Paris implemented the rule during emergency pollution situations in 2014 and 2015 and successfully curbed pollution levels both times. Beijing implemented the rules during the 2008 Olympics and successfully reduced traffic and pollution over one month. In Mexico City, the rule has been implemented since 1989 but has been largely unsuccessful. Colombian capital Bogota unsuccessfully implemented the rule in 2010 for two months.
The Chief Justice of India, TS Thakur said today that "judges have no problems with the odd-even formula of the Delhi government". CM Kejriwal hailed this statement as a victory and a strong endorsement of his government's attempt to curb air pollution levels in Delhi. The Delhi government set 1 January as the date that this decision will come to force.
Delhi's Transport Minister Gopal Rai stated that the odd-even formula will be enforced from 8am to 8pm and no restrictions would be enforced on Sundays. He added that odd-numbered vehicles will ply on odd dates and even-numbered on even dates, instead of followings days as was earlier stated.
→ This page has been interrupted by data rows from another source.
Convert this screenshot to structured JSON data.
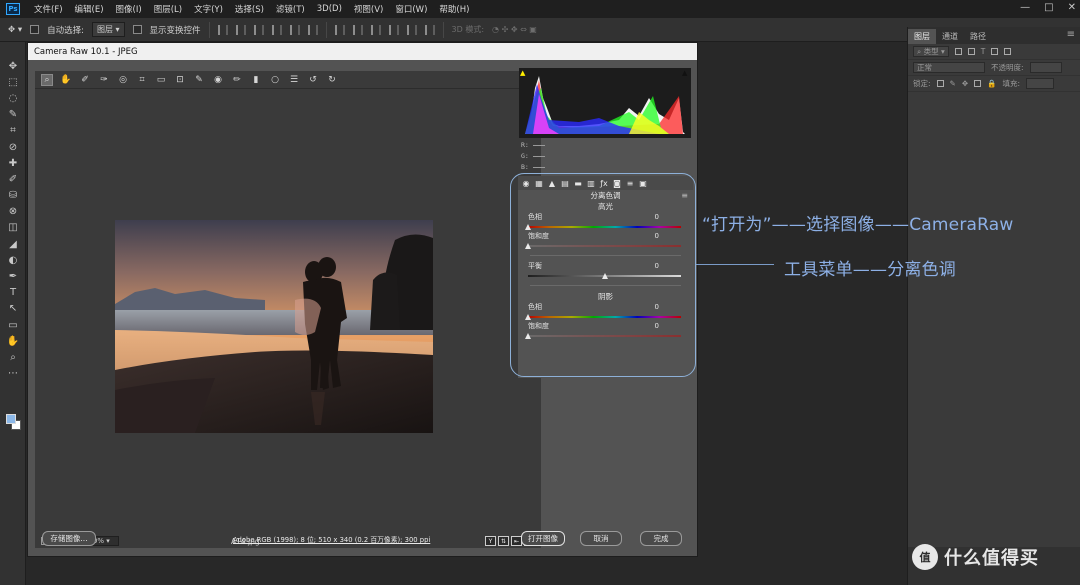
{
  "menubar": {
    "logo": "Ps",
    "items": [
      "文件(F)",
      "编辑(E)",
      "图像(I)",
      "图层(L)",
      "文字(Y)",
      "选择(S)",
      "滤镜(T)",
      "3D(D)",
      "视图(V)",
      "窗口(W)",
      "帮助(H)"
    ],
    "window_controls": [
      "—",
      "□",
      "✕"
    ]
  },
  "optbar": {
    "auto_select_label": "自动选择:",
    "auto_select_value": "图层",
    "show_transform_label": "显示变换控件",
    "mode_3d_label": "3D 模式:"
  },
  "toolbar": {
    "tools": [
      "✥",
      "⬚",
      "◌",
      "✎",
      "⌗",
      "⊘",
      "✚",
      "✐",
      "⛁",
      "⊗",
      "◫",
      "◢",
      "◐",
      "✒",
      "T",
      "↖",
      "▭",
      "✋",
      "⌕",
      "⋯"
    ]
  },
  "right_panel": {
    "tabs": [
      "图层",
      "通道",
      "路径"
    ],
    "kind_placeholder": "类型",
    "blend_mode": "正常",
    "opacity_label": "不透明度:",
    "lock_label": "锁定:",
    "fill_label": "填充:"
  },
  "camera_raw": {
    "title": "Camera Raw 10.1 -  JPEG",
    "zoom": "100%",
    "filename": "A14.jpg",
    "rgb_labels": [
      "R:",
      "G:",
      "B:"
    ],
    "panel_title": "分离色调",
    "highlights": {
      "label": "高光",
      "hue_label": "色相",
      "hue_value": "0",
      "saturation_label": "饱和度",
      "saturation_value": "0"
    },
    "balance": {
      "label": "平衡",
      "value": "0"
    },
    "shadows": {
      "label": "阴影",
      "hue_label": "色相",
      "hue_value": "0",
      "saturation_label": "饱和度",
      "saturation_value": "0"
    },
    "save_button": "存储图像...",
    "workflow_text": "Adobe RGB (1998); 8 位; 510 x 340 (0.2 百万像素); 300 ppi",
    "open_button": "打开图像",
    "cancel_button": "取消",
    "done_button": "完成"
  },
  "annotations": {
    "line1": "“打开为”——选择图像——CameraRaw",
    "line2": "工具菜单——分离色调"
  },
  "watermark": {
    "logo": "值",
    "text": "什么值得买"
  },
  "colors": {
    "annotation": "#8db0e6",
    "ps_blue": "#31a8ff",
    "dialog_bg": "#535353"
  }
}
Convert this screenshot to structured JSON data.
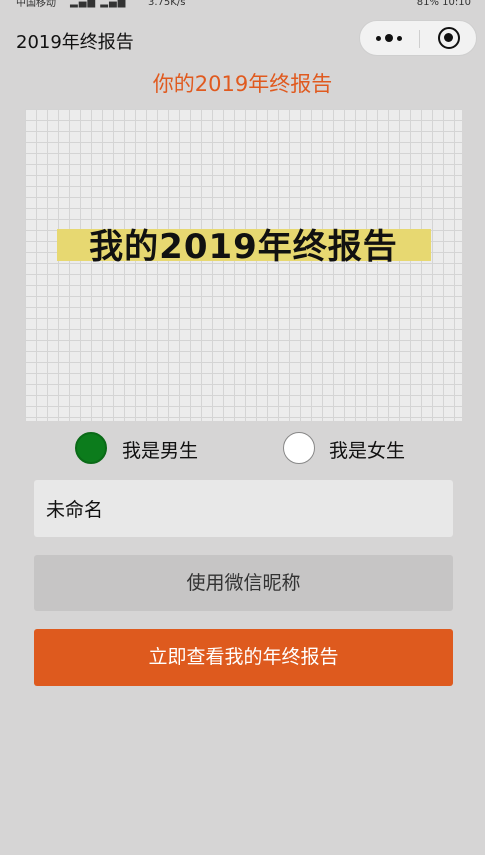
{
  "status_bar": {
    "carrier": "中国移动",
    "speed": "3.75K/s",
    "battery": "81%",
    "time": "10:10"
  },
  "titlebar": {
    "title": "2019年终报告",
    "more_icon": "more-dots-icon",
    "close_icon": "target-circle-icon"
  },
  "heading": "你的2019年终报告",
  "banner": {
    "text": "我的2019年终报告",
    "highlight_color": "#e7d871"
  },
  "gender": {
    "options": [
      {
        "label": "我是男生",
        "selected": true
      },
      {
        "label": "我是女生",
        "selected": false
      }
    ],
    "selected_color": "#0c7c1c"
  },
  "name_input": {
    "value": "未命名"
  },
  "buttons": {
    "use_wechat_nickname": "使用微信昵称",
    "view_report": "立即查看我的年终报告"
  },
  "colors": {
    "accent": "#de5a1e",
    "background": "#d6d5d5"
  }
}
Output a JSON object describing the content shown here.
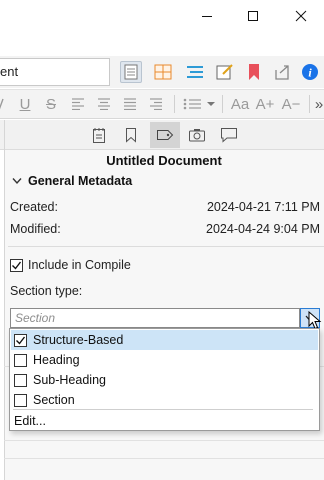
{
  "window": {
    "controls": [
      {
        "name": "minimize",
        "icon": "minimize-icon"
      },
      {
        "name": "maximize",
        "icon": "maximize-icon"
      },
      {
        "name": "close",
        "icon": "close-icon"
      }
    ]
  },
  "toolbar": {
    "search_value": "ent",
    "icons": [
      "view-document-icon",
      "view-corkboard-icon",
      "view-outliner-icon",
      "quick-reference-icon",
      "bookmark-icon",
      "share-icon",
      "info-icon"
    ],
    "accent": "#1a73e8"
  },
  "format_bar": {
    "items": [
      "italic",
      "underline",
      "strikethrough",
      "align-left",
      "align-center",
      "align-justify",
      "align-right",
      "list",
      "font-case",
      "font-size-up",
      "font-size-down",
      "more"
    ],
    "underline": "U",
    "strike": "S",
    "aa": "Aa",
    "a_up": "A+",
    "a_down": "A−",
    "more": "»"
  },
  "inspector": {
    "tabs": [
      "notes-icon",
      "bookmarks-icon",
      "metadata-icon",
      "snapshots-icon",
      "comments-icon"
    ],
    "active_tab": "metadata-icon",
    "document_title": "Untitled Document",
    "section_heading": "General Metadata",
    "created_label": "Created:",
    "created_value": "2024-04-21 7:11 PM",
    "modified_label": "Modified:",
    "modified_value": "2024-04-24 9:04 PM",
    "include_label": "Include in Compile",
    "include_checked": true,
    "section_type_label": "Section type:",
    "section_type_placeholder": "Section"
  },
  "dropdown": {
    "options": [
      {
        "label": "Structure-Based",
        "checked": true
      },
      {
        "label": "Heading",
        "checked": false
      },
      {
        "label": "Sub-Heading",
        "checked": false
      },
      {
        "label": "Section",
        "checked": false
      }
    ],
    "edit_label": "Edit..."
  }
}
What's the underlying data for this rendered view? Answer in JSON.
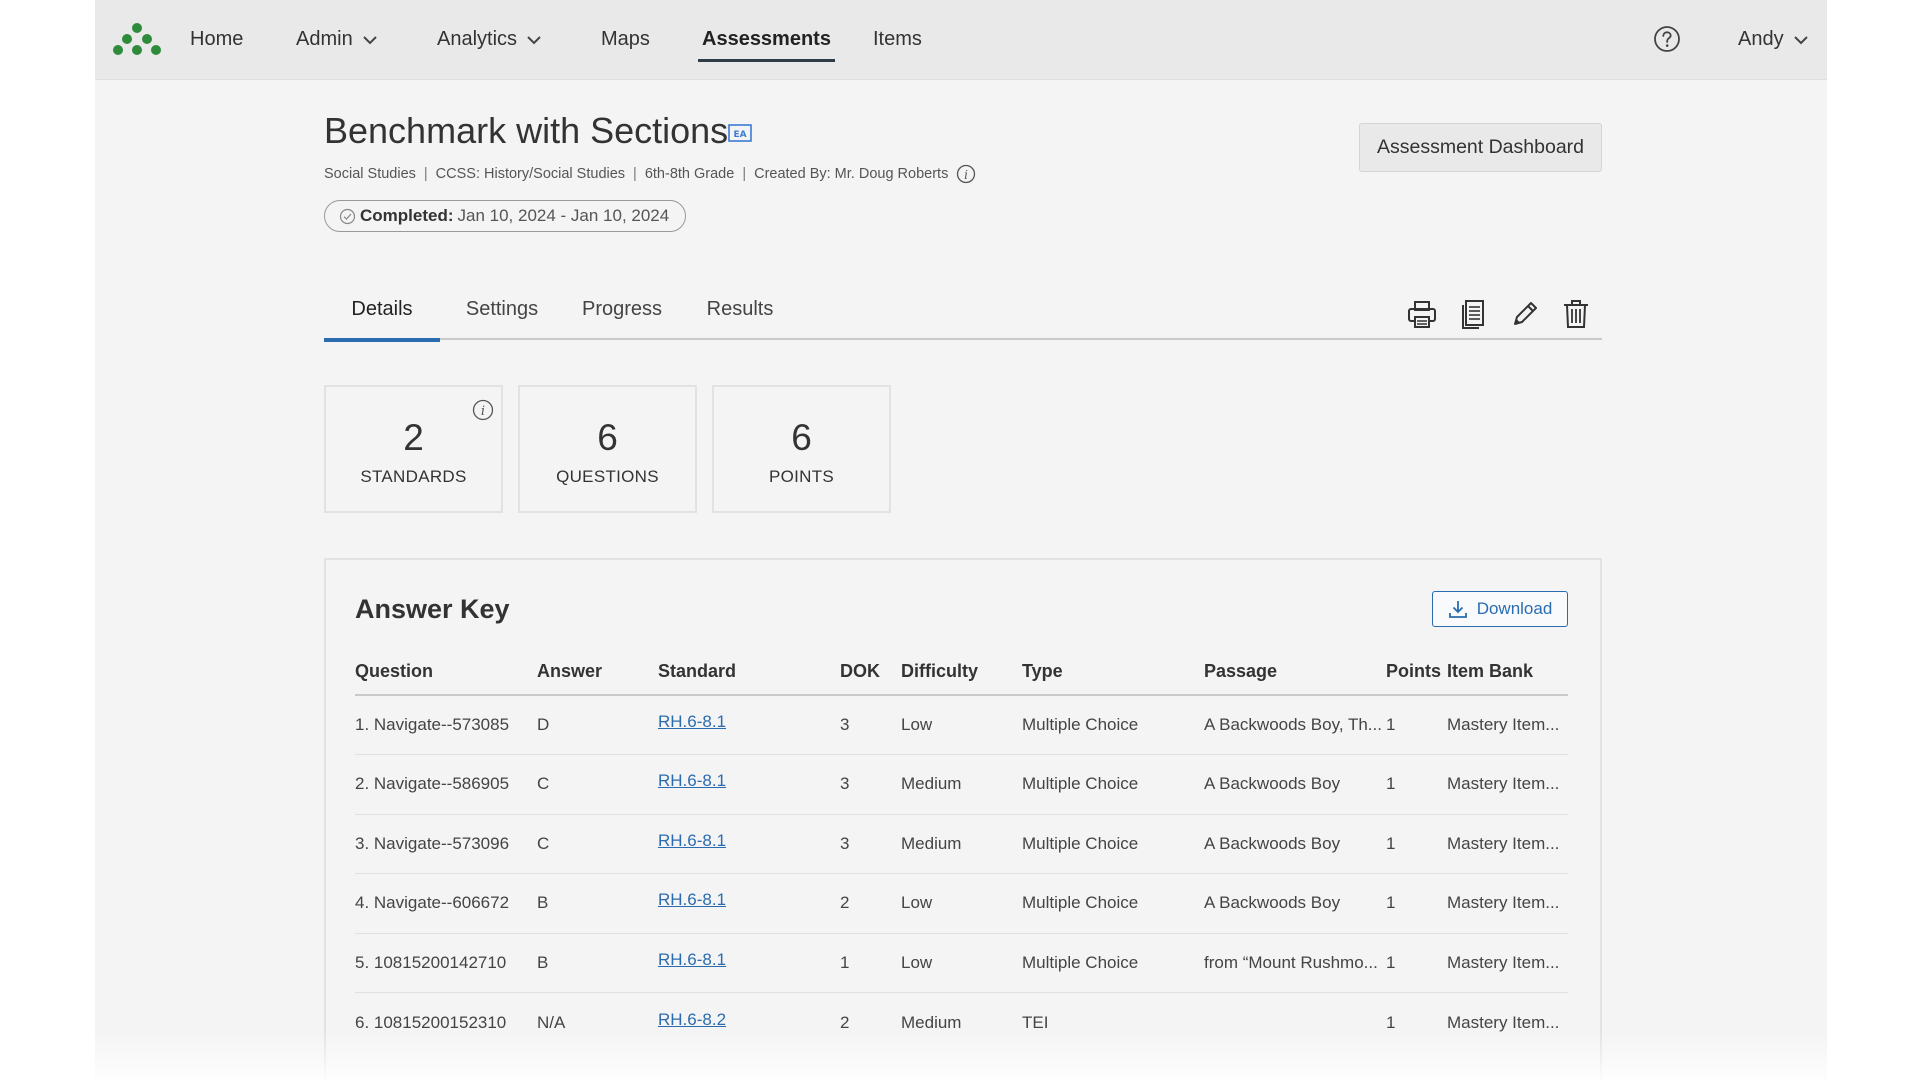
{
  "nav": {
    "items": [
      {
        "label": "Home",
        "has_dropdown": false,
        "active": false
      },
      {
        "label": "Admin",
        "has_dropdown": true,
        "active": false
      },
      {
        "label": "Analytics",
        "has_dropdown": true,
        "active": false
      },
      {
        "label": "Maps",
        "has_dropdown": false,
        "active": false
      },
      {
        "label": "Assessments",
        "has_dropdown": false,
        "active": true
      },
      {
        "label": "Items",
        "has_dropdown": false,
        "active": false
      }
    ],
    "user_label": "Andy",
    "help_icon": "question-circle-icon",
    "logo_icon": "dots-logo-icon",
    "logo_color": "#2e8b3a"
  },
  "header": {
    "title": "Benchmark with Sections",
    "title_badge_icon": "ea-badge-icon",
    "meta": {
      "subject": "Social Studies",
      "standard_set": "CCSS: History/Social Studies",
      "grade": "6th-8th Grade",
      "created_by": "Created By: Mr. Doug Roberts"
    },
    "status": {
      "label": "Completed:",
      "dates": "Jan 10, 2024 - Jan 10, 2024"
    },
    "dashboard_button": "Assessment Dashboard"
  },
  "tabs": [
    {
      "label": "Details",
      "active": true
    },
    {
      "label": "Settings",
      "active": false
    },
    {
      "label": "Progress",
      "active": false
    },
    {
      "label": "Results",
      "active": false
    }
  ],
  "toolbar_icons": [
    "print-icon",
    "document-icon",
    "edit-pencil-icon",
    "trash-icon"
  ],
  "stats": [
    {
      "value": "2",
      "label": "STANDARDS",
      "has_info": true
    },
    {
      "value": "6",
      "label": "QUESTIONS",
      "has_info": false
    },
    {
      "value": "6",
      "label": "POINTS",
      "has_info": false
    }
  ],
  "answer_key": {
    "title": "Answer Key",
    "download_label": "Download",
    "columns": [
      "Question",
      "Answer",
      "Standard",
      "DOK",
      "Difficulty",
      "Type",
      "Passage",
      "Points",
      "Item Bank"
    ],
    "rows": [
      [
        "1. Navigate--573085",
        "D",
        "RH.6-8.1",
        "3",
        "Low",
        "Multiple Choice",
        "A Backwoods Boy, Th...",
        "1",
        "Mastery Item..."
      ],
      [
        "2. Navigate--586905",
        "C",
        "RH.6-8.1",
        "3",
        "Medium",
        "Multiple Choice",
        "A Backwoods Boy",
        "1",
        "Mastery Item..."
      ],
      [
        "3. Navigate--573096",
        "C",
        "RH.6-8.1",
        "3",
        "Medium",
        "Multiple Choice",
        "A Backwoods Boy",
        "1",
        "Mastery Item..."
      ],
      [
        "4. Navigate--606672",
        "B",
        "RH.6-8.1",
        "2",
        "Low",
        "Multiple Choice",
        "A Backwoods Boy",
        "1",
        "Mastery Item..."
      ],
      [
        "5. 10815200142710",
        "B",
        "RH.6-8.1",
        "1",
        "Low",
        "Multiple Choice",
        "from “Mount Rushmo...",
        "1",
        "Mastery Item..."
      ],
      [
        "6. 10815200152310",
        "N/A",
        "RH.6-8.2",
        "2",
        "Medium",
        "TEI",
        "",
        "1",
        "Mastery Item..."
      ]
    ]
  },
  "colors": {
    "accent": "#2b6cb0",
    "nav_background": "#e9e9e9",
    "page_background": "#f4f4f4"
  }
}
The Delhi Pollution Control Committee will also test changes in pollution levels after the initiative begins.
Delhi CM announced that the odd-even formula "will be enforced in Delhi in the first 15 days of the New Year." Those exempted from the rule are "women drivers, women driving with children below 12, CNG cars and a long list of VIPs". He announced that a fine of Rs.2,000 will be imposed on those not following the restrictions enforced.
Kejriwal announced that he and the other Delhi legislators won't be exempted from the odd-even formula, he further said "I won't be exempted, neither my family members. This scheme is for you, for your kids. We are all coughing. It is for the environment."
Robert Vadra criticized the privilege granted to VIP vehicles by the AAP government in its 'even-odd scheme' to check pollution, saying everyone should adhere to the law. In a Facebook post, he said that these exemptions were "creating parallel lists of exemption, is complete hypocrisy." Interestingly, Vadra himself is on the VIP exemption list and thereby enjoys the privilege of not getting frisked.
Delhi high court asked Arvind Kejriwal government as to why women and two-wheelers have been exempted from the odd-even scheme. The plea to stay the exemption was brought before the HC by Karuna Chhatwal, a concerned citizen. The court directed the government to submit a status report before 4 January 2016, furnishing details on the impact of such an exemption once it is implemented.
According to a report by the Central Pollution Control Board (CPCB), air quality in Delhi worsened after the implementation of odd-even. Following this report, the National Green Tribunal (NGT) directed the Delhi Chief Secretary, Delhi Pollution Control Committee and stakeholders to hold a meeting. In the meeting, solutions to tackle the deteriorating air quality of the national capital are expected to be discussed.